Produits de plus d’une vingtaine de colloques ayant réuni près de deux cents intervenants et un public de plusieurs centaines de personnes, la pensée des sciences sociales du Centre culturel international de Cerisy entre 1968 et 1986 ne se laisse pas approcher facilement. Par rapport aux quinze années d’activités qui ont précédé, le nombre des colloques a été multiplié par trois, même si leur part est restée la même. Dans le comité d’honneur du centre culturel, la part des chercheurs en sciences sociales a augmenté. Cerisy enregistre donc à sa manière la reconnaissance croissante des sciences sociales dans le champ intellectuel français.
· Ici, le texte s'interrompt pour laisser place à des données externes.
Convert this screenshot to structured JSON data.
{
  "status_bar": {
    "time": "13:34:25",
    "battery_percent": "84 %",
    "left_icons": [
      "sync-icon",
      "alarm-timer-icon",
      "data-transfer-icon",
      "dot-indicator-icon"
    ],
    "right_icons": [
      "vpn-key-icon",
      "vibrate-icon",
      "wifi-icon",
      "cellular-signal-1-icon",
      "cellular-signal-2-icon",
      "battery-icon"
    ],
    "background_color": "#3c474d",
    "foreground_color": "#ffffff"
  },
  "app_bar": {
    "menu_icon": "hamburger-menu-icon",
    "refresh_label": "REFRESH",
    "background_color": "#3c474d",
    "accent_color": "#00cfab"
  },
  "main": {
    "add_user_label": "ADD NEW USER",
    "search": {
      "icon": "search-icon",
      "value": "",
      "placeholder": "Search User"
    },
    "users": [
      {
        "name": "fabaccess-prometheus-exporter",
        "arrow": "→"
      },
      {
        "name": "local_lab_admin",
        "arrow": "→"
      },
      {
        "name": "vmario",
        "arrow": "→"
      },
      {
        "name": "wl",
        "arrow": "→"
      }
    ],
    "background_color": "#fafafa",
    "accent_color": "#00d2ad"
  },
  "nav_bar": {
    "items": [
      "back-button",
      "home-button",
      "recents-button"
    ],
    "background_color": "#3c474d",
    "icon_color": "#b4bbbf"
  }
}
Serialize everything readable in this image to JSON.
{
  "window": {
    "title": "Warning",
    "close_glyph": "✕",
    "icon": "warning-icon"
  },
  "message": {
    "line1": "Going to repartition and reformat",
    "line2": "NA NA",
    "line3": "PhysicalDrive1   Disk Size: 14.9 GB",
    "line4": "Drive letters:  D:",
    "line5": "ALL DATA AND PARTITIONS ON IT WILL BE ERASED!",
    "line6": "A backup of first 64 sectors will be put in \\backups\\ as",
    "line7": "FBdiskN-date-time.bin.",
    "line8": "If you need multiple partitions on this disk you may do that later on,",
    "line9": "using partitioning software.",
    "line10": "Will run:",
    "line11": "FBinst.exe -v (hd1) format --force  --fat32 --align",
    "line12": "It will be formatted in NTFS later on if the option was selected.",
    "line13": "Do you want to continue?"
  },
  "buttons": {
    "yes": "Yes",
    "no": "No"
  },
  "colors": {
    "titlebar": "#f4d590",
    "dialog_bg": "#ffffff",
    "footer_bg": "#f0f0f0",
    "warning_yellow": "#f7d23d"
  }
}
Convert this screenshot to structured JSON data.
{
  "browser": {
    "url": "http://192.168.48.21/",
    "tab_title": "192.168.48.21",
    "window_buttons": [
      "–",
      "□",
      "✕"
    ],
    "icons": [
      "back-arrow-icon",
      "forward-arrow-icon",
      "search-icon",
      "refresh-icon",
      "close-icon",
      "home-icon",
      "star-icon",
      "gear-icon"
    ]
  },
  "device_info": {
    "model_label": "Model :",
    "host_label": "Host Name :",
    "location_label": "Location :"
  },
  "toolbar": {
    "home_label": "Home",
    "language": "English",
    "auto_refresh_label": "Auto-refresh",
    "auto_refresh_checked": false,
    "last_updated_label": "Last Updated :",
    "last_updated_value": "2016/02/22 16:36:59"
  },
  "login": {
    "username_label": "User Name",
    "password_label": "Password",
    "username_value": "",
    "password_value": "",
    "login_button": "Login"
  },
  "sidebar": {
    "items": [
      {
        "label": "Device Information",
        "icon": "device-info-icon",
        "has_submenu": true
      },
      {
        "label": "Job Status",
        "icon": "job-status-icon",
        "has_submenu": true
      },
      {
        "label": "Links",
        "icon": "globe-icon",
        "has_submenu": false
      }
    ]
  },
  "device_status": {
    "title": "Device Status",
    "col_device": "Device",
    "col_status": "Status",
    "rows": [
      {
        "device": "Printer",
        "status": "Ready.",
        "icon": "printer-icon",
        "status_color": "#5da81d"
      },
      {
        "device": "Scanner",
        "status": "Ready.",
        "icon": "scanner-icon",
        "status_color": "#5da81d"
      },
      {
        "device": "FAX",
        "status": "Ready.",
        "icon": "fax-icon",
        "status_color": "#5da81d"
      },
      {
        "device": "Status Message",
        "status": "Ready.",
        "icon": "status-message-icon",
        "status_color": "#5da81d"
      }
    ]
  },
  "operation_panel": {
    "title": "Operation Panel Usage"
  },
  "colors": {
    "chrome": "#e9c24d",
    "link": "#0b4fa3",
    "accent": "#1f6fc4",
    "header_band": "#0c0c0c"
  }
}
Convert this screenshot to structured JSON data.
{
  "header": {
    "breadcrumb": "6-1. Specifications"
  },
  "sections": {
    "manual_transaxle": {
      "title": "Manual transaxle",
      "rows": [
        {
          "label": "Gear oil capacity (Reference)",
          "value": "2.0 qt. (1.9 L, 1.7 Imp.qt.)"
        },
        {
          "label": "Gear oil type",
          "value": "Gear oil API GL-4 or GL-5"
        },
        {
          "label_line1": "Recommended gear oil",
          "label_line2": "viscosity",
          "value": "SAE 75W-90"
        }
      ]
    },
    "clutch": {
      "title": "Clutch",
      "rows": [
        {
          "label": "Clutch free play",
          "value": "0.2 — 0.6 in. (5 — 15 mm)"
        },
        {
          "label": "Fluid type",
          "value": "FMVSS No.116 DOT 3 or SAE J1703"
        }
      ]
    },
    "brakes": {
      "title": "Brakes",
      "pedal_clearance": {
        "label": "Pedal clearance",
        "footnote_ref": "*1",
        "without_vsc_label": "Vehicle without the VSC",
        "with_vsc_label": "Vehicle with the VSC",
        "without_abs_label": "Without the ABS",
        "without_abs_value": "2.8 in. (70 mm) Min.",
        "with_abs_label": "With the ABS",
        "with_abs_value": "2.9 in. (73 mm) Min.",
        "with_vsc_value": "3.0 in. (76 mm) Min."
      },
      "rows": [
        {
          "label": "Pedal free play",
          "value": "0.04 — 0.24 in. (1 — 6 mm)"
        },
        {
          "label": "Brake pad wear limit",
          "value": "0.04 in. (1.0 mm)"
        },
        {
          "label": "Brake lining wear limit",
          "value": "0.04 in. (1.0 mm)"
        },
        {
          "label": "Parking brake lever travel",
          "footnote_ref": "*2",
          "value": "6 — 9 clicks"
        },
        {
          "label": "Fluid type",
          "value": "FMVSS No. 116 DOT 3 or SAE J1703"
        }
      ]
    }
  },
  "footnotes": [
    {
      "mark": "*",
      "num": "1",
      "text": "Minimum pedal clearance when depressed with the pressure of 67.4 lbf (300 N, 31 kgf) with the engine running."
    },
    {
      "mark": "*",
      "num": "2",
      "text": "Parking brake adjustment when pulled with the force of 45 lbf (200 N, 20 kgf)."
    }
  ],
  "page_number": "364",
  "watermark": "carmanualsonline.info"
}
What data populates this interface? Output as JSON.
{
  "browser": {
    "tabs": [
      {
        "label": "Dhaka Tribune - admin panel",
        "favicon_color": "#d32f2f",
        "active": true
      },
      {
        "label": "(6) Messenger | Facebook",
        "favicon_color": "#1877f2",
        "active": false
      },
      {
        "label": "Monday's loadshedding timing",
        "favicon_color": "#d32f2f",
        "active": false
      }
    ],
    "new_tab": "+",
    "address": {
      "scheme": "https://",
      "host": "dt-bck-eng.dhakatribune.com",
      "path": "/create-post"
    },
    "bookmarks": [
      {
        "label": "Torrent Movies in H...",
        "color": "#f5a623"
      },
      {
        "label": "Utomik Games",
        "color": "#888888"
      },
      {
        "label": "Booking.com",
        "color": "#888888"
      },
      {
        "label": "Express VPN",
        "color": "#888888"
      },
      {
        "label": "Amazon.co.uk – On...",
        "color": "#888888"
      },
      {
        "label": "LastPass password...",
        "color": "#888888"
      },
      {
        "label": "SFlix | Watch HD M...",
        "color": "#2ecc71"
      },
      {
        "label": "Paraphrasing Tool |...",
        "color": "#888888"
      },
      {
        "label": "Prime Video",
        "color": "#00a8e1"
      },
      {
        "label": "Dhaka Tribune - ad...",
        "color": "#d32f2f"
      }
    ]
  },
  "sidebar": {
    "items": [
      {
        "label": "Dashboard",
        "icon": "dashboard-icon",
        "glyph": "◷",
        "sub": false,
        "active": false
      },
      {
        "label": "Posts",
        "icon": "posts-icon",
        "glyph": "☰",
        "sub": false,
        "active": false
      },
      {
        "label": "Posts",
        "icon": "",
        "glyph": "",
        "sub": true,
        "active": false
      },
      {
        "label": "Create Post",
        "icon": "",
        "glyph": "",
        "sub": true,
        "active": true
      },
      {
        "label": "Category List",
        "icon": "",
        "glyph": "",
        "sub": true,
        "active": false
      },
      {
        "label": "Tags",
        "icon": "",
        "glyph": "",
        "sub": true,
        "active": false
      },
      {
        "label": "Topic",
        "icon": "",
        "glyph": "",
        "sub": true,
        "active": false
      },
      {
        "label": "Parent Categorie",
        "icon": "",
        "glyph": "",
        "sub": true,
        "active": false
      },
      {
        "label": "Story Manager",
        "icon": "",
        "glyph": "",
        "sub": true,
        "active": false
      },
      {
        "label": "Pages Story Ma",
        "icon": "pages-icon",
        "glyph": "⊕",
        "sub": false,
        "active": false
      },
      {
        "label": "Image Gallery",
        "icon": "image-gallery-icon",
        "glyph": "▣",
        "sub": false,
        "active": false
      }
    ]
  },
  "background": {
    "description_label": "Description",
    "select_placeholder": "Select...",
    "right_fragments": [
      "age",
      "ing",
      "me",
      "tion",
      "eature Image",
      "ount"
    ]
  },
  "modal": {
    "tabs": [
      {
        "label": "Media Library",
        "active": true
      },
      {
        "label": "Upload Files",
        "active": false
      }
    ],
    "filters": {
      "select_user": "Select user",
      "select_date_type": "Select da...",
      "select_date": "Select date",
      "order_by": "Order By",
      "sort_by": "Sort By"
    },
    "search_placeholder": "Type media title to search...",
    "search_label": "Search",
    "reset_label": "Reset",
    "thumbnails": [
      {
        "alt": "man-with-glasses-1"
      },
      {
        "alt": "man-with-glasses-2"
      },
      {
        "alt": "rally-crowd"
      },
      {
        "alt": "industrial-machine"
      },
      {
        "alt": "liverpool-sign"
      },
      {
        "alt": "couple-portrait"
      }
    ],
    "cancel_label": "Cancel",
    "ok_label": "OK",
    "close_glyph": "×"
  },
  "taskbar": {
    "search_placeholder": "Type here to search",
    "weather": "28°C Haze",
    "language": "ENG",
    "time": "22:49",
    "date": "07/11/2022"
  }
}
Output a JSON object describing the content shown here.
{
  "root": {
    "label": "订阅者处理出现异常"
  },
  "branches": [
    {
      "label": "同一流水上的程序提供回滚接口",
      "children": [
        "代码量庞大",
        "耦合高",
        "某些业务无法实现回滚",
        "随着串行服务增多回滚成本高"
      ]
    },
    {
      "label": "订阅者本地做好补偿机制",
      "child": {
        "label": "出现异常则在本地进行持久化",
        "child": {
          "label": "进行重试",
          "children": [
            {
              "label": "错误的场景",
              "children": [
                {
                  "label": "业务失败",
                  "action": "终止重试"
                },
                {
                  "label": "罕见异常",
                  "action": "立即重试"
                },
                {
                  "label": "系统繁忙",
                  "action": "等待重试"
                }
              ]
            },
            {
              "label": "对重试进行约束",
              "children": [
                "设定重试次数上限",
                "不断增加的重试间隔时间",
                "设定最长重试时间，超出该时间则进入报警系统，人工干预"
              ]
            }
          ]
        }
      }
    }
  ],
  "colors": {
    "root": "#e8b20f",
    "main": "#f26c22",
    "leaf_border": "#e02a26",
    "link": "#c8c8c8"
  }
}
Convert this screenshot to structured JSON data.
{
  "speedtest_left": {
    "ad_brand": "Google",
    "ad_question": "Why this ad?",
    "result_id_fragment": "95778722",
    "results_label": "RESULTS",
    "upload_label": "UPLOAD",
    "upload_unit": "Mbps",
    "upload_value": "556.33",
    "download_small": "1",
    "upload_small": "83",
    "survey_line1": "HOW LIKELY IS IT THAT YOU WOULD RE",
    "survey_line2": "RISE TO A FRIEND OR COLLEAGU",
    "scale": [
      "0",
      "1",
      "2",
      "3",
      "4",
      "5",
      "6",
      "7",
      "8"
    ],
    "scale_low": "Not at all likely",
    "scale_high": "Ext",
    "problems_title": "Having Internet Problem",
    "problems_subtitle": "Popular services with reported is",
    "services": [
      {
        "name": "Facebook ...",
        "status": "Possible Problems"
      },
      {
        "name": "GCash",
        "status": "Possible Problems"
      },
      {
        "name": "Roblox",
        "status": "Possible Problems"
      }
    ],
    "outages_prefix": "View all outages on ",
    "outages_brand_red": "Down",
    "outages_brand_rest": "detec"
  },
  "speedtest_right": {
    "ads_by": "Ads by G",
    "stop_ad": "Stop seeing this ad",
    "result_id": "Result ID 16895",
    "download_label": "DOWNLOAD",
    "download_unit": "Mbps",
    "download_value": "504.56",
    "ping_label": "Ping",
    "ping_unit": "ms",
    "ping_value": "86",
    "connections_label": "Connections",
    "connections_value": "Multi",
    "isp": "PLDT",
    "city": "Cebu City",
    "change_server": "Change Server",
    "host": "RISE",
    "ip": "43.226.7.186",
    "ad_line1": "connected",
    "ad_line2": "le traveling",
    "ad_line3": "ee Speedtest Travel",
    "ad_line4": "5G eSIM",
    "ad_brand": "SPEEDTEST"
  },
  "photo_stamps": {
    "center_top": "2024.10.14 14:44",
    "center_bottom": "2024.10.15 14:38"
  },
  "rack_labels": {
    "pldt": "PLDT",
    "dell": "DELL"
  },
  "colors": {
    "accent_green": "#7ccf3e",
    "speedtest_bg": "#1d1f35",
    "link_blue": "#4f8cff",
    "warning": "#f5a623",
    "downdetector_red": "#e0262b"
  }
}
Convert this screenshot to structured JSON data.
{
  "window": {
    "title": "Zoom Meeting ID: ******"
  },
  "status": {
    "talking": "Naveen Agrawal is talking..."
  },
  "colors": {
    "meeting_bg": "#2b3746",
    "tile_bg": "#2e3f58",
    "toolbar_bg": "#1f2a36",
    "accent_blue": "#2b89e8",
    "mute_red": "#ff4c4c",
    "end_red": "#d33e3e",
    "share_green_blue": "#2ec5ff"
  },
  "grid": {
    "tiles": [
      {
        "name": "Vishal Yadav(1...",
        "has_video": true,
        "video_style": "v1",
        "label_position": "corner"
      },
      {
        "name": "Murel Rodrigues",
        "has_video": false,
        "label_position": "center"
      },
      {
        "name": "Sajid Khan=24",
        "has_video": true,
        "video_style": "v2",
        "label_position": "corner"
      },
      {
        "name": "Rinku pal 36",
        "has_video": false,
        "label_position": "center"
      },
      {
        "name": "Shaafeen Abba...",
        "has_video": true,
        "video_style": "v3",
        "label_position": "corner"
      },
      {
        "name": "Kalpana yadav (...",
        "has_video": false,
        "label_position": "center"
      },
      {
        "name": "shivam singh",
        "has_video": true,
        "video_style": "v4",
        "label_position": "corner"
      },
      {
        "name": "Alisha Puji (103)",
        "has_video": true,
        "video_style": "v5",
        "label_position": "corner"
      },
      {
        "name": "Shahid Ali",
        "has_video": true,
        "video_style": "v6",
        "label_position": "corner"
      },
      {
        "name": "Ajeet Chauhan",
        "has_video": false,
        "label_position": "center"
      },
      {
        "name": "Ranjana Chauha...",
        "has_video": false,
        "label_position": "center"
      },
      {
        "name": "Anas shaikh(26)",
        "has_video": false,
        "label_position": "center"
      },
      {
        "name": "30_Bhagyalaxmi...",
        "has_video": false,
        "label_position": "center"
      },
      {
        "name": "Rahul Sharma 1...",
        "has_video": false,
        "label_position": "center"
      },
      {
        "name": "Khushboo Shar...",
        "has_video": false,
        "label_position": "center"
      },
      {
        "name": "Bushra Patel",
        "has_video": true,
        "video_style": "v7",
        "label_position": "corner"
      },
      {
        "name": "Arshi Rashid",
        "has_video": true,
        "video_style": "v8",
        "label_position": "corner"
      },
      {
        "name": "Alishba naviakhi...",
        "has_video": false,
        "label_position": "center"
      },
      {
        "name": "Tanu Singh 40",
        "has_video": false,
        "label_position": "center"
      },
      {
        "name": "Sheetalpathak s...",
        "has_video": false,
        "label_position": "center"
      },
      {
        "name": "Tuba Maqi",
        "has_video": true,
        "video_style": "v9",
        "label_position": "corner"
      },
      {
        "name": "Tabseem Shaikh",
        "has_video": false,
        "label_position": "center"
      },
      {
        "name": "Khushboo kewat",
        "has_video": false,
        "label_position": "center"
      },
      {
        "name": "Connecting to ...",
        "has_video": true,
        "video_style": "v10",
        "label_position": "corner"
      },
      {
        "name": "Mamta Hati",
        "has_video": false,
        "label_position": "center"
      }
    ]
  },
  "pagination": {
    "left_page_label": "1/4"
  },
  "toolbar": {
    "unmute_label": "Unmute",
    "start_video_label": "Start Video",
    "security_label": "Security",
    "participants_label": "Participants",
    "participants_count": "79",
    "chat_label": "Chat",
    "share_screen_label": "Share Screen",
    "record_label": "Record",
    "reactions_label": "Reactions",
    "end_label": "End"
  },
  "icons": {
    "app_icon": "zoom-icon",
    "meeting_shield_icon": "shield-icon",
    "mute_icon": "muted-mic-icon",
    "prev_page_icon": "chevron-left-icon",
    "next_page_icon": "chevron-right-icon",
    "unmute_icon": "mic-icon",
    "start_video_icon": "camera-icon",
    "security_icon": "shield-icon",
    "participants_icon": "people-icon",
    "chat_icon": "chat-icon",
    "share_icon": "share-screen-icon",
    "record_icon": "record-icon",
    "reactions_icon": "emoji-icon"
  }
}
Hormis Alain Touraine, les principaux intervenants dans ces disciplines sont presque tous des nouveaux venus par rapport à la période antérieure : de jeunes universitaires ou de jeunes chercheurs qui travaillent pour la plupart dans des universités nouvelles, comme Vincennes ou Dauphine, ou bien dans des universités périphériques et des grandes écoles qui se tournent vers les sciences sociales, ou encore dans des entreprises et des hautes administrations. Malgré les divisions entre parcours intellectuels et trajectoires professionnelles de ces protagonistes, la proximité entre leurs positions relativement marginales par rapport au cœur de la vie universitaire parisienne facilite la communication et la circulation des idées. De sorte que, s’il est à l’évidence exagéré de parler d’une « école de Cerisy » en sciences sociales après 1968, plusieurs inclinations communes apparaissent d’un colloque à l’autre, indépendamment du thème qu’ils affichent.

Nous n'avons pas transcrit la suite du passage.